Aside from the garbled lingo you got wrong, Will, your info is many years out of date. I've spent more time looking at email headers than you have being awake, so it gives me great pleasure to once again award you the "totally full of shit and doesn't know what he's talking about but wants people to think he's savvy" award to .... WILL IN SEATTLE! Congratulations!
Posted by Fnarf | April 23, 2008 3:40 PM
31

Apologies for the ginked paragraphs above.

Posted by Fnarf | April 23, 2008 3:43 PM
32

This has been driving me CRAZY since I was emailed it yesterday. If you click on the link/attachment, what shows up?
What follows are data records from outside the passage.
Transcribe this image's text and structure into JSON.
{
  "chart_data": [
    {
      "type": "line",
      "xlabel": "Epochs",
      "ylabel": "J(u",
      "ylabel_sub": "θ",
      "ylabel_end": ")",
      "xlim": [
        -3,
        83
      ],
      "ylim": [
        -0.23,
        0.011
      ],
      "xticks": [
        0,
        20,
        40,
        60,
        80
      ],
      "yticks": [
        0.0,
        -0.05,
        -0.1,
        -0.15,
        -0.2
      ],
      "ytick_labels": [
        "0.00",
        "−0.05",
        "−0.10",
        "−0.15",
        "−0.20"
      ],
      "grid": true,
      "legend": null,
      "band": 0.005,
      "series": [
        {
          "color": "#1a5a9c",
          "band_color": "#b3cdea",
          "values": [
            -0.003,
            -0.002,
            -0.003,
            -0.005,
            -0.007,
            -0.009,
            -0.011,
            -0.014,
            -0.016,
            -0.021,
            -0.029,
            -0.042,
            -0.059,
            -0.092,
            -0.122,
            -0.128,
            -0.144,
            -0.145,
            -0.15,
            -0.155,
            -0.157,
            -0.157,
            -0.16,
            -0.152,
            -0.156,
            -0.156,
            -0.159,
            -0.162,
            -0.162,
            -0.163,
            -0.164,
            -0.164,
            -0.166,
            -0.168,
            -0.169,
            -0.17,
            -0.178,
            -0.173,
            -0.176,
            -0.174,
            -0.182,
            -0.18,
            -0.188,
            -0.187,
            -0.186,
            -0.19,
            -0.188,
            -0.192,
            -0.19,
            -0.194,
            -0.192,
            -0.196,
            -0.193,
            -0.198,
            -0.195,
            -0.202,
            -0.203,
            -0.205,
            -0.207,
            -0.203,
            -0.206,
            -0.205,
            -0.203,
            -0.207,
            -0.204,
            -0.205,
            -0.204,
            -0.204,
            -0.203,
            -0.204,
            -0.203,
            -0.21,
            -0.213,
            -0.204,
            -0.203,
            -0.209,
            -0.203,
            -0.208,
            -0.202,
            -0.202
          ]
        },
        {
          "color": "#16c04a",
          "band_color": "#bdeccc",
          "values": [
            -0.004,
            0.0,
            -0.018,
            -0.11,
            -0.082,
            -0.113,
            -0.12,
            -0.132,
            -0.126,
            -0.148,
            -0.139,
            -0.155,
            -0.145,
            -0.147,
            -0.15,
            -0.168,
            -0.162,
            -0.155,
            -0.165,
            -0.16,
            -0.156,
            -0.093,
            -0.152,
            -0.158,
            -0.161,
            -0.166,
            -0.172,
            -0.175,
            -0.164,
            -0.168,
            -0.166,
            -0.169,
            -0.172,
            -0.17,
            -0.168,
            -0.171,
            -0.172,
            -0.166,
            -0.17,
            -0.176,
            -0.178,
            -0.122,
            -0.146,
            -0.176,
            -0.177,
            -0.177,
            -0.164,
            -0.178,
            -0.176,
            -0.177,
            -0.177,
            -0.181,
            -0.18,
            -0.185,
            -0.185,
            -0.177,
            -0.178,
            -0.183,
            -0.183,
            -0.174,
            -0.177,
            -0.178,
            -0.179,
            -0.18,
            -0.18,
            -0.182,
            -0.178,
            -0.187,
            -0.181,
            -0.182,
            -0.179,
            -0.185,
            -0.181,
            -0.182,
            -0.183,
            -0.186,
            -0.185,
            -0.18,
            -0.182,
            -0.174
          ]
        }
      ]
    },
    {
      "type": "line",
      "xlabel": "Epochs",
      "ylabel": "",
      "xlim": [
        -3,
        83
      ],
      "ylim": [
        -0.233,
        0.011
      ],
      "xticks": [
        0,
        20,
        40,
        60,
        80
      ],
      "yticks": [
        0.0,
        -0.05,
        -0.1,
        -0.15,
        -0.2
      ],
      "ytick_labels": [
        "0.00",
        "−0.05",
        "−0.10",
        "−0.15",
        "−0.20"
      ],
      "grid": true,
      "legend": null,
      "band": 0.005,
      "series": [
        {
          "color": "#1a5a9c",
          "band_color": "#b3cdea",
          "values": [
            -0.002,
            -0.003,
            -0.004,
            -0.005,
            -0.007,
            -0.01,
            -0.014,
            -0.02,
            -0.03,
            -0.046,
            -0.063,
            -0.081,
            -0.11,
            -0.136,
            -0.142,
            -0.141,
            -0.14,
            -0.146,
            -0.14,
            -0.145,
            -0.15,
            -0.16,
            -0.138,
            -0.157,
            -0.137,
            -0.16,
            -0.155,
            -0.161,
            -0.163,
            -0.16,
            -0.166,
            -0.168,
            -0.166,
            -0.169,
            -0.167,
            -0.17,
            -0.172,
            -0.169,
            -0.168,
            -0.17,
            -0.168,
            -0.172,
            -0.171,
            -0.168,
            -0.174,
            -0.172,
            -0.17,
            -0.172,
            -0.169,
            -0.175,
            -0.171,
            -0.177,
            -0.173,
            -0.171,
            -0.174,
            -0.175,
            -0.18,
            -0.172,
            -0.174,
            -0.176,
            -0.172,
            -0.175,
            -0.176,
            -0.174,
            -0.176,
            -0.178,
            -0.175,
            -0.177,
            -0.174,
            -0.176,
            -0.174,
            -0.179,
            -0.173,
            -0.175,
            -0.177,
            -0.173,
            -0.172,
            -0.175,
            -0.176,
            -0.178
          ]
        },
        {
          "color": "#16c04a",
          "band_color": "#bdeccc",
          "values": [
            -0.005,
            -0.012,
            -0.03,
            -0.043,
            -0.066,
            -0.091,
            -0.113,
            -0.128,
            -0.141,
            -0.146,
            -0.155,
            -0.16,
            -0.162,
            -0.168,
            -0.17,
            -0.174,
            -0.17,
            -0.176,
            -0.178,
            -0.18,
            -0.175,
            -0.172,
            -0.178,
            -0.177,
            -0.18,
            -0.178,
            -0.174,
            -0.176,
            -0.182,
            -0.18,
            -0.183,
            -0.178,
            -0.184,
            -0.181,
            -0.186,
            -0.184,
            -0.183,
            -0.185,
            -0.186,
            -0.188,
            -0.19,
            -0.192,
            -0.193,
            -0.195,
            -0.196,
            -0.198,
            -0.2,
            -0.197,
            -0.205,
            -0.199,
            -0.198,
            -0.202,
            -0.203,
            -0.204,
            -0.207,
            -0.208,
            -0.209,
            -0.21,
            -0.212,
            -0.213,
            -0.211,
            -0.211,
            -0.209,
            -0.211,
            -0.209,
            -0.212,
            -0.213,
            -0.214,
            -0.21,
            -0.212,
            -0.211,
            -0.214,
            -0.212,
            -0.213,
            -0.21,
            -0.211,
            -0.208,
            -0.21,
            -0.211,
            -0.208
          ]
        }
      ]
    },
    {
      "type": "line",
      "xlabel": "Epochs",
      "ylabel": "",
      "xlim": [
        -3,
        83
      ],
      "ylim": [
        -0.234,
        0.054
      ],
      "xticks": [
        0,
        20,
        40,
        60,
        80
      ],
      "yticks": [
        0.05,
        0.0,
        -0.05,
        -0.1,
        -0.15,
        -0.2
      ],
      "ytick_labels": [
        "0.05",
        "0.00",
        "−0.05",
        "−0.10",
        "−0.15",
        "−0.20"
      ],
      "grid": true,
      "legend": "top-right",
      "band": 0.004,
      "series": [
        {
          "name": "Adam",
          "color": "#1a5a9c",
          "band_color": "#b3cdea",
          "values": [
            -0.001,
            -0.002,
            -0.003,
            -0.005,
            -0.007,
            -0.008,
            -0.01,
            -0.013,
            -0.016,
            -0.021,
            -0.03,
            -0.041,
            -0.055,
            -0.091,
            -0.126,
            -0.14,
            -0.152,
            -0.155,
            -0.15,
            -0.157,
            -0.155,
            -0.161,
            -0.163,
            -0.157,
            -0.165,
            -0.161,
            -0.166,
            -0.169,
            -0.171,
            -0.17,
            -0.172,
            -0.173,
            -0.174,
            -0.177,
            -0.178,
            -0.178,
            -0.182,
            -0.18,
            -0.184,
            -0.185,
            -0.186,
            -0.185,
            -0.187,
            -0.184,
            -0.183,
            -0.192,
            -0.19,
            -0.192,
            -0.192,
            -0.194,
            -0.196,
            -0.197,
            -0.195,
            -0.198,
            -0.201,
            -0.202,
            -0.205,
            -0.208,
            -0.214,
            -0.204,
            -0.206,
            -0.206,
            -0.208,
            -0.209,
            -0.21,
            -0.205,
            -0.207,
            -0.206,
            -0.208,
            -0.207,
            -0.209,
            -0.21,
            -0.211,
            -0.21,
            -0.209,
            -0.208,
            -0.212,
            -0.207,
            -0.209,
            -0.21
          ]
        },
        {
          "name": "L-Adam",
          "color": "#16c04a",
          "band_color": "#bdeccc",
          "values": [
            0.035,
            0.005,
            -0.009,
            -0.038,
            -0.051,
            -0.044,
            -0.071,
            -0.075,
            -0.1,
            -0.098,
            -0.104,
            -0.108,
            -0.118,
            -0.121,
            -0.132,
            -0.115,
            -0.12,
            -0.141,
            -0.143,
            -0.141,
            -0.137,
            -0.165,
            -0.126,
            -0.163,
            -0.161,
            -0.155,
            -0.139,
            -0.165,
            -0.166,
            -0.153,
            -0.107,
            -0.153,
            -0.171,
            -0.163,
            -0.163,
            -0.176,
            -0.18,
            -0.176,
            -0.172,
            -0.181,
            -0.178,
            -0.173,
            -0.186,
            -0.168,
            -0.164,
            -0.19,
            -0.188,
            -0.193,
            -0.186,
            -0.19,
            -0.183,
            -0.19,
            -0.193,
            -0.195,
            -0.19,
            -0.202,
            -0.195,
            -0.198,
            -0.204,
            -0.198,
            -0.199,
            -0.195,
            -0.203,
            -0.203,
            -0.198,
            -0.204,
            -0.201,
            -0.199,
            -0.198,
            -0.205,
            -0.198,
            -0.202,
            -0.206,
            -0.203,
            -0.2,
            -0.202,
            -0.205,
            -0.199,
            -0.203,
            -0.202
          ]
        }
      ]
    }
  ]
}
Posted by Mab | April 23, 2008 4:34 PM
33

WHY ON EARTH would you click on a link in an email if you didn't know what it was or where it was from? Safe sex, man. Yes, it IS the same thing.

Posted by Fnarf | April 23, 2008 4:39 PM
34

I'm sure someone was stupid enough to open it, and I wanna know what he/she found!

Posted by Mab | April 23, 2008 5:47 PM
35

If it's like most payloads, you wouldn't see a thing, but your computer would immediately start contacting the the mothership (one or another infected PC somewhere) every ten seconds for addresses and more payloads, either spam or virus, and start to work. These networks are self-healing too.

Posted by Fnarf | April 23, 2008 6:18 PM
36

It's spam. I've put some details of this on my site, http://fraudo.com/2008/04/21/she-has-already-gone-to-hospital/

Today there's been a lot of interest in this from Canada so I guess it's spreading there atm.

Posted by Enrique | April 23, 2008 8:45 PM
37

@25 who would be dumb enough to click the link? Really.

Posted by bs | April 24, 2008 5:49 AM
38

Well, he's right -- millions of people do. And millions of people buy the crap that's sold in spam.

Posted by Fnarf | April 24, 2008 9:23 AM

Comments Closed

In order to combat spam, we are no longer accepting comments on this post (or any post more than 14 days old).